TitreStratochip, a dual balloon high-altitude platform: controlled altitude flight experiments and potential applications in geosciences.
Type de publicationConference Paper
Year of Publication2014
AuteursBurlet, C, Vanbrabant, Y
Conference NameEGU General Assembly
Date PublishedApril
Conference LocationVienna, Austria
Mots-clésGeology, Technology & Engineering / Electronics / General, Technology & Engineering / Imaging Systems
Résumé

A high-altitude dual balloons system, the 'Stratochip', was designed at the Geological Survey of Belgium to serve as a development platform to carry measurement and earth observation equipments, in altitudes comprised between 1000 and 25000m. These working altitudes far exceed the range of current motor powered unmanned aerial vehicules, with a higher weight carrying capacity (up to 10-15kg).
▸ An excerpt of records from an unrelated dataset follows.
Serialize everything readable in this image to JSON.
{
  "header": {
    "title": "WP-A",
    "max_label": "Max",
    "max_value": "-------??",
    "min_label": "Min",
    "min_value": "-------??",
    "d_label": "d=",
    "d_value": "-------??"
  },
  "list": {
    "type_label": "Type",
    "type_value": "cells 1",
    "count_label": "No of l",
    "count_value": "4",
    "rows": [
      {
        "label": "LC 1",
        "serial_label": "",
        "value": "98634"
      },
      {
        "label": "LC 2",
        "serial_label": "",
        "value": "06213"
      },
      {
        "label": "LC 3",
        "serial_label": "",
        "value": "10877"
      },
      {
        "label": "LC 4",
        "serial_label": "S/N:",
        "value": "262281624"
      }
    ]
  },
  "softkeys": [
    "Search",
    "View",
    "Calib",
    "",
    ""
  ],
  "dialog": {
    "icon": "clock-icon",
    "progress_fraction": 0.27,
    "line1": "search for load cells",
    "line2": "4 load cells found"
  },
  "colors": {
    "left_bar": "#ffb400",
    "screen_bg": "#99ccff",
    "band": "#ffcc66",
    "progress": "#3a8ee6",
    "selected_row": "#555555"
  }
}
This platform is built around a two helium balloons configuration, than can be released one by one at a target altitude or location, allowing a partially controlled drift of the platform. Using a 'nowcasting' meteorological model, updated by flight telemetry, the predicted path can be refined live to follow and retrieve the equipment in a predicted landing area. All subsystems (balloon cut-off devices, flight controller, telemetry system) have been developed in-house. Three independent communication channels, designed to work at extremely low temperature (up to -60° C) ensure a continuous tracking until landing. A calibrated parachute is used to control the safe descent of the equipment. Several flight tests have been performed in Belgium to control the meteorological model accuracy for wind predictions (model based on National Oceanic and Atmospheric Administration data). Those tests demonstrated the capability of the platform to maintain its altitude in a predicted path, allowing using the platform for new types of atmospheric studies and affordable high-altitude remote-sensing applications (i.e. sub-meter resolution stereo imagery).